11. Somewhere Tomorrow (1984) with Sarah Jessica Parker, Tom Shea, and Paul Bates: The future star of Sex in the City shines in this little ghost story. Ms. Parker comes upon the wrecked plane of Shea and Bates. Bates is basically unharmed, but Tom Shea is dead. The problem is that his ghost keeps hanging around, and Parker is the only one who can see him. He is not a frightening ghost. In fact, he is quite nice. So why is his spirit unable to rest?

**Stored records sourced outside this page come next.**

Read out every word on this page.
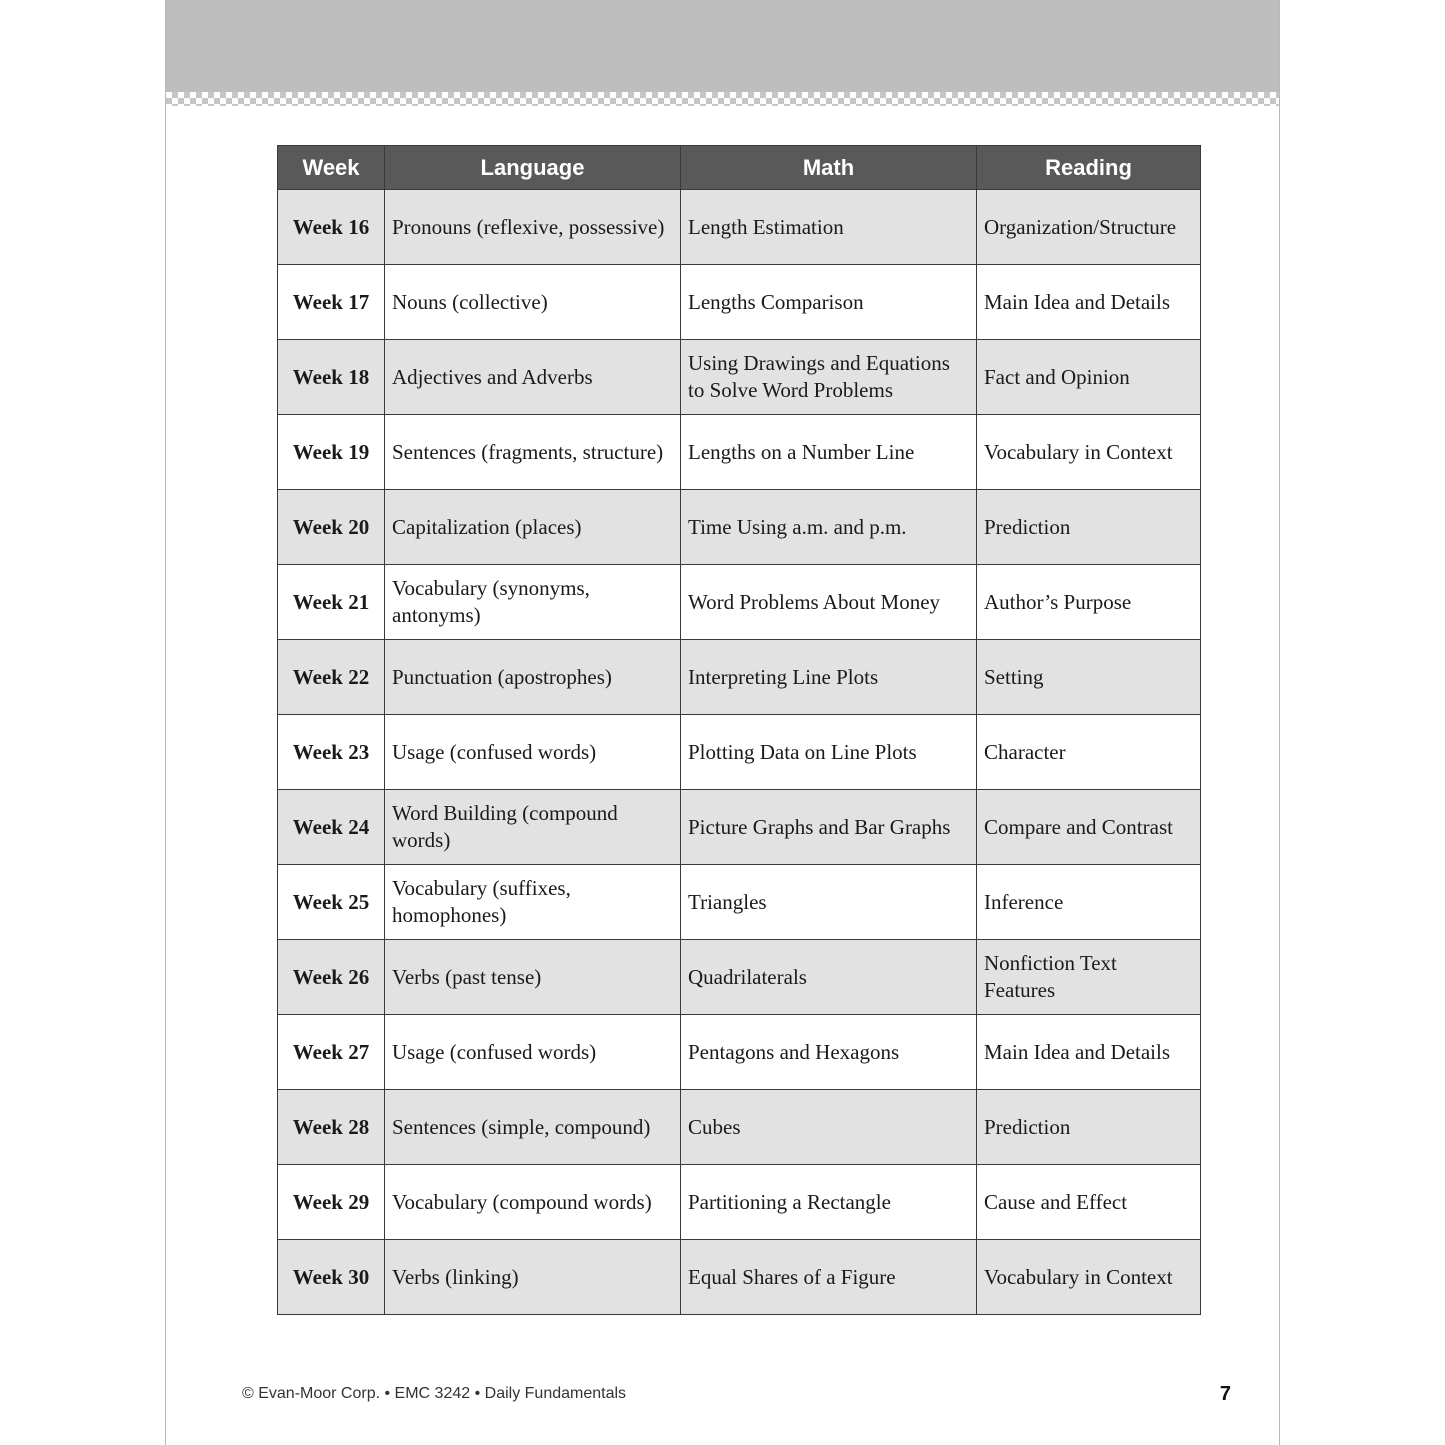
Week	Language	Math	Reading
Week 16	Pronouns (reflexive, possessive)	Length Estimation	Organization/Structure
Week 17	Nouns (collective)	Lengths Comparison	Main Idea and Details
Week 18	Adjectives and Adverbs	Using Drawings and Equations to Solve Word Problems	Fact and Opinion
Week 19	Sentences (fragments, structure)	Lengths on a Number Line	Vocabulary in Context
Week 20	Capitalization (places)	Time Using a.m. and p.m.	Prediction
Week 21	Vocabulary (synonyms, antonyms)	Word Problems About Money	Author’s Purpose
Week 22	Punctuation (apostrophes)	Interpreting Line Plots	Setting
Week 23	Usage (confused words)	Plotting Data on Line Plots	Character
Week 24	Word Building (compound words)	Picture Graphs and Bar Graphs	Compare and Contrast
Week 25	Vocabulary (suffixes, homophones)	Triangles	Inference
Week 26	Verbs (past tense)	Quadrilaterals	Nonfiction Text Features
Week 27	Usage (confused words)	Pentagons and Hexagons	Main Idea and Details
Week 28	Sentences (simple, compound)	Cubes	Prediction
Week 29	Vocabulary (compound words)	Partitioning a Rectangle	Cause and Effect
Week 30	Verbs (linking)	Equal Shares of a Figure	Vocabulary in Context
© Evan-Moor Corp. • EMC 3242 • Daily Fundamentals	7
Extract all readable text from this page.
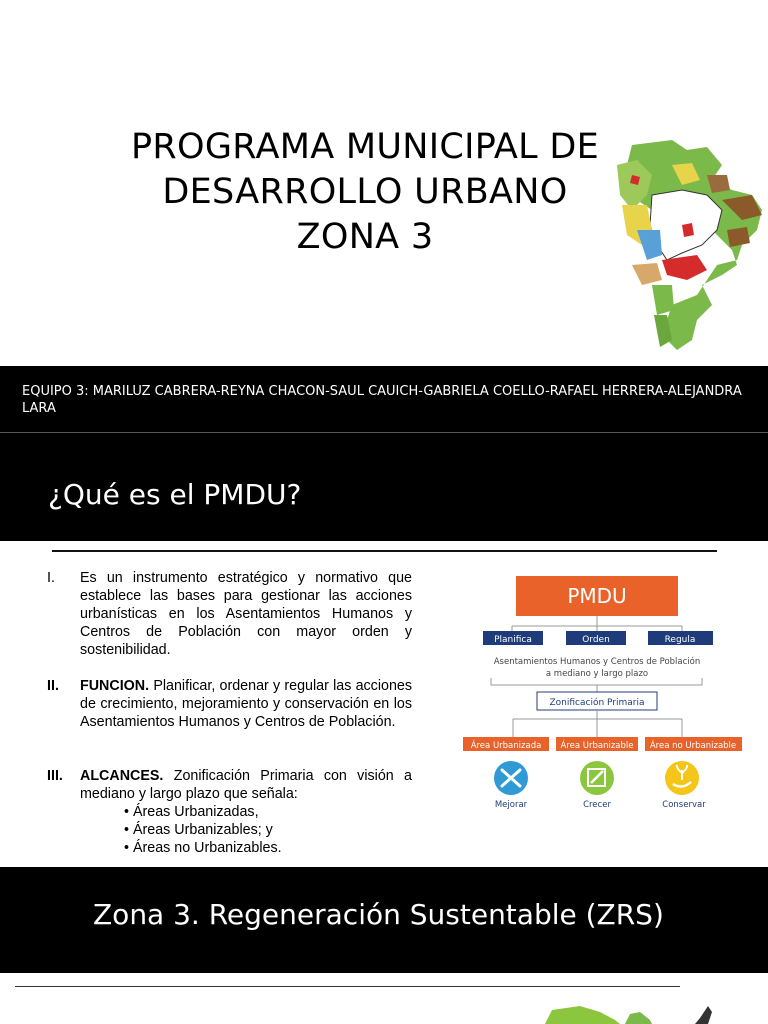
PROGRAMA MUNICIPAL DE
DESARROLLO URBANO
ZONA 3
EQUIPO 3: MARILUZ CABRERA-REYNA CHACON-SAUL CAUICH-GABRIELA COELLO-RAFAEL HERRERA-ALEJANDRA LARA
¿Qué es el PMDU?
I. Es un instrumento estratégico y normativo que establece las bases para gestionar las acciones urbanísticas en los Asentamientos Humanos y Centros de Población con mayor orden y sostenibilidad.
II. FUNCION. Planificar, ordenar y regular las acciones de crecimiento, mejoramiento y conservación en los Asentamientos Humanos y Centros de Población.
III. ALCANCES. Zonificación Primaria con visión a mediano y largo plazo que señala:
• Áreas Urbanizadas,
• Áreas Urbanizables; y
• Áreas no Urbanizables.
PMDU
Planifica	Orden	Regula
Asentamientos Humanos y Centros de Población
a mediano y largo plazo
Zonificación Primaria
Área Urbanizada Área Urbanizable Área no Urbanizable
Mejorar	Crecer	Conservar
Zona 3. Regeneración Sustentable (ZRS)
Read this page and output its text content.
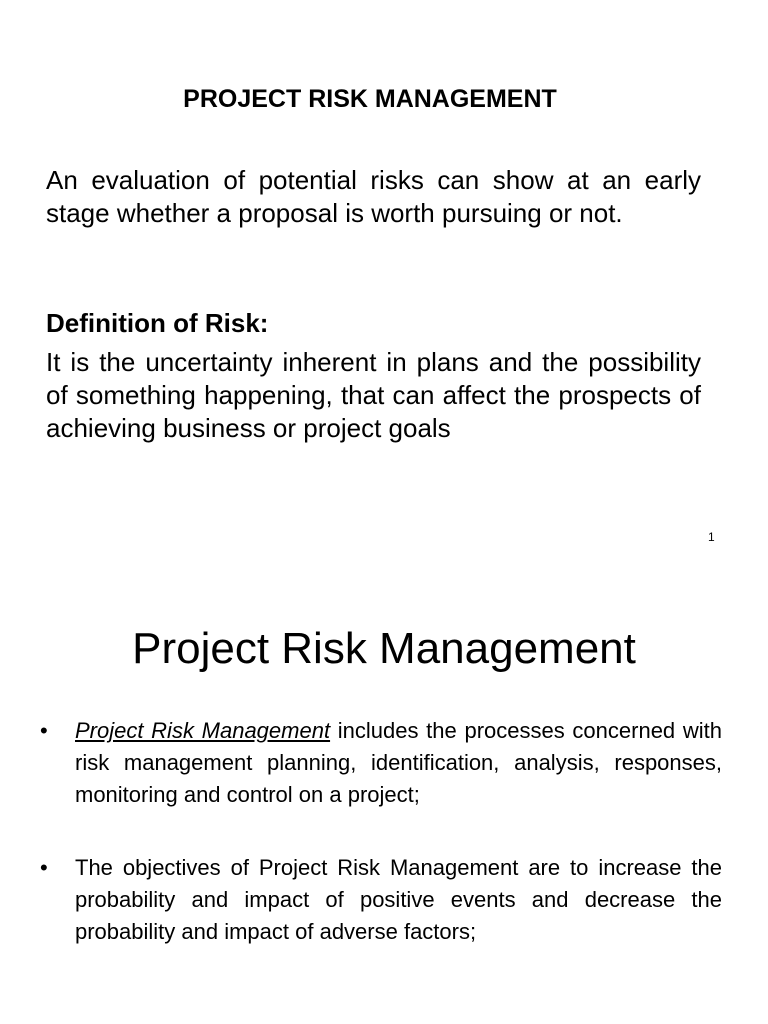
PROJECT RISK MANAGEMENT

An evaluation of potential risks can show at an early stage whether a proposal is worth pursuing or not.

Definition of Risk:

It is the uncertainty inherent in plans and the possibility of something happening, that can affect the prospects of achieving business or project goals

1
Project Risk Management
•	Project Risk Management includes the processes concerned with risk management planning, identification, analysis, responses, monitoring and control on a project;

•	The objectives of Project Risk Management are to increase the probability and impact of positive events and decrease the probability and impact of adverse factors;
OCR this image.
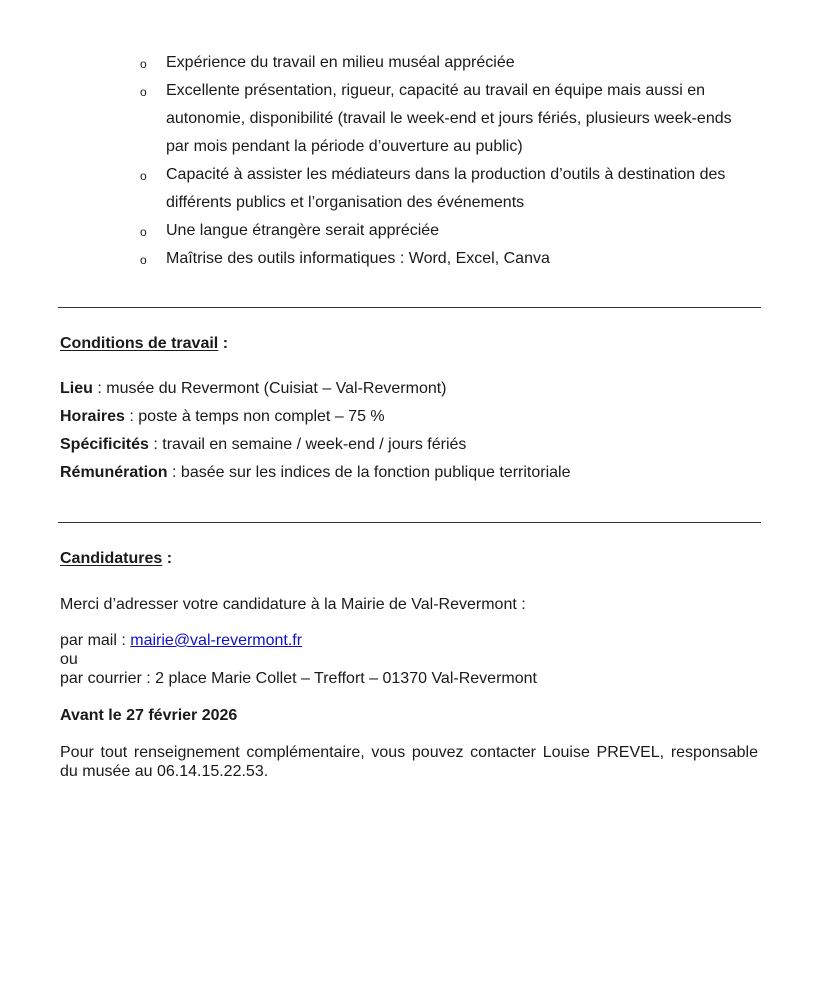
o Expérience du travail en milieu muséal appréciée
o Excellente présentation, rigueur, capacité au travail en équipe mais aussi en autonomie, disponibilité (travail le week-end et jours fériés, plusieurs week-ends par mois pendant la période d’ouverture au public)
o Capacité à assister les médiateurs dans la production d’outils à destination des différents publics et l’organisation des événements
o Une langue étrangère serait appréciée
o Maîtrise des outils informatiques : Word, Excel, Canva
Conditions de travail :
Lieu : musée du Revermont (Cuisiat – Val-Revermont)
Horaires : poste à temps non complet – 75 %
Spécificités : travail en semaine / week-end / jours fériés
Rémunération : basée sur les indices de la fonction publique territoriale
Candidatures :
Merci d’adresser votre candidature à la Mairie de Val-Revermont :
par mail : mairie@val-revermont.fr
ou
par courrier : 2 place Marie Collet – Treffort – 01370 Val-Revermont
Avant le 27 février 2026
Pour tout renseignement complémentaire, vous pouvez contacter Louise PREVEL, responsable du musée au 06.14.15.22.53.
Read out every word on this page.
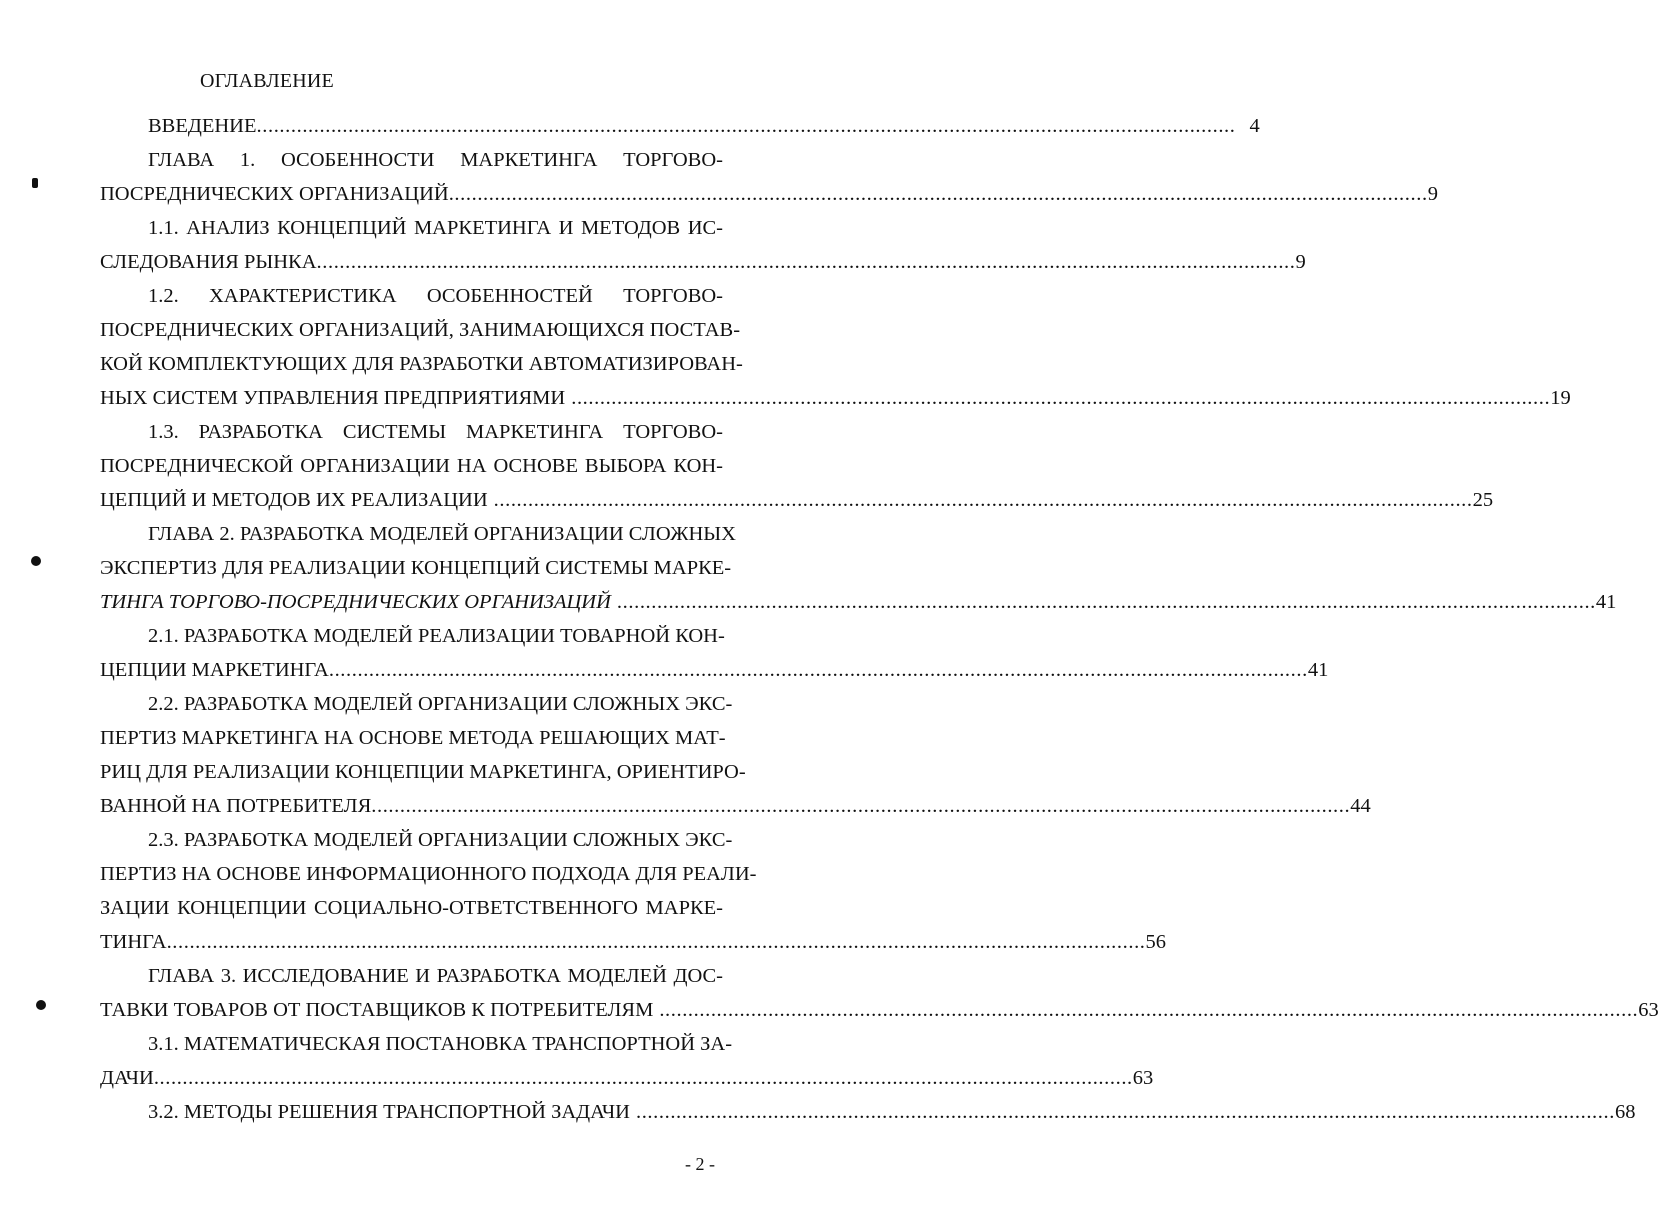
ОГЛАВЛЕНИЕ
ВВЕДЕНИЕ ........................................................................................................................................................................... 4
ГЛАВА 1. ОСОБЕННОСТИ МАРКЕТИНГА ТОРГОВО-
ПОСРЕДНИЧЕСКИХ ОРГАНИЗАЦИЙ ........................................................................................................................................................................... 9
1.1. АНАЛИЗ КОНЦЕПЦИЙ МАРКЕТИНГА И МЕТОДОВ ИС-
СЛЕДОВАНИЯ РЫНКА ........................................................................................................................................................................... 9
1.2. ХАРАКТЕРИСТИКА ОСОБЕННОСТЕЙ ТОРГОВО-
ПОСРЕДНИЧЕСКИХ ОРГАНИЗАЦИЙ, ЗАНИМАЮЩИХСЯ ПОСТАВ-
КОЙ КОМПЛЕКТУЮЩИХ ДЛЯ РАЗРАБОТКИ АВТОМАТИЗИРОВАН-
НЫХ СИСТЕМ УПРАВЛЕНИЯ ПРЕДПРИЯТИЯМИ ........................................................................................................................................................................... 19
1.3. РАЗРАБОТКА СИСТЕМЫ МАРКЕТИНГА ТОРГОВО-
ПОСРЕДНИЧЕСКОЙ ОРГАНИЗАЦИИ НА ОСНОВЕ ВЫБОРА КОН-
ЦЕПЦИЙ И МЕТОДОВ ИХ РЕАЛИЗАЦИИ ........................................................................................................................................................................... 25
ГЛАВА 2. РАЗРАБОТКА МОДЕЛЕЙ ОРГАНИЗАЦИИ СЛОЖНЫХ
ЭКСПЕРТИЗ ДЛЯ РЕАЛИЗАЦИИ КОНЦЕПЦИЙ СИСТЕМЫ МАРКЕ-
ТИНГА ТОРГОВО-ПОСРЕДНИЧЕСКИХ ОРГАНИЗАЦИЙ ........................................................................................................................................................................... 41
2.1. РАЗРАБОТКА МОДЕЛЕЙ РЕАЛИЗАЦИИ ТОВАРНОЙ КОН-
ЦЕПЦИИ МАРКЕТИНГА ........................................................................................................................................................................... 41
2.2. РАЗРАБОТКА МОДЕЛЕЙ ОРГАНИЗАЦИИ СЛОЖНЫХ ЭКС-
ПЕРТИЗ МАРКЕТИНГА НА ОСНОВЕ МЕТОДА РЕШАЮЩИХ МАТ-
РИЦ ДЛЯ РЕАЛИЗАЦИИ КОНЦЕПЦИИ МАРКЕТИНГА, ОРИЕНТИРО-
ВАННОЙ НА ПОТРЕБИТЕЛЯ ........................................................................................................................................................................... 44
2.3. РАЗРАБОТКА МОДЕЛЕЙ ОРГАНИЗАЦИИ СЛОЖНЫХ ЭКС-
ПЕРТИЗ НА ОСНОВЕ ИНФОРМАЦИОННОГО ПОДХОДА ДЛЯ РЕАЛИ-
ЗАЦИИ КОНЦЕПЦИИ СОЦИАЛЬНО-ОТВЕТСТВЕННОГО МАРКЕ-
ТИНГА ........................................................................................................................................................................... 56
ГЛАВА 3. ИССЛЕДОВАНИЕ И РАЗРАБОТКА МОДЕЛЕЙ ДОС-
ТАВКИ ТОВАРОВ ОТ ПОСТАВЩИКОВ К ПОТРЕБИТЕЛЯМ ........................................................................................................................................................................... 63
3.1. МАТЕМАТИЧЕСКАЯ ПОСТАНОВКА ТРАНСПОРТНОЙ ЗА-
ДАЧИ ........................................................................................................................................................................... 63
3.2. МЕТОДЫ РЕШЕНИЯ ТРАНСПОРТНОЙ ЗАДАЧИ ........................................................................................................................................................................... 68
- 2 -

Dewey Martin and Kenneth Tobey discuss what to do about The Thing

12. The Thing from Another World (1951) with Kenneth Tobey, Dewey Martin, Arthur Franz, Margaret Sheridan, and James Arness: Howard Hawks is the official producer, but just about everybody suspects he also wrote and directed much of it as well. The dialogue is nothing short of great! As an Air Force captain, Tobey flies his crew and a group of scientists to the vicinity of the North Pole to investigate a disturbance. They find a flying saucer buried in the ice and also find its pilot! The frozen man from outer space is brought back to a desolate base camp where he thaws and escapes. And he seems to survive by consuming blood! The monster is played by James Arness, four years before he began his twenty-year stint as Marshall Dillon on Gunsmoke. During one of their plans to defeat the Thing, one of the crew asked, “What if he can read our minds?” A fellow airman answered, “He’s going to be real mad when he gets to me.”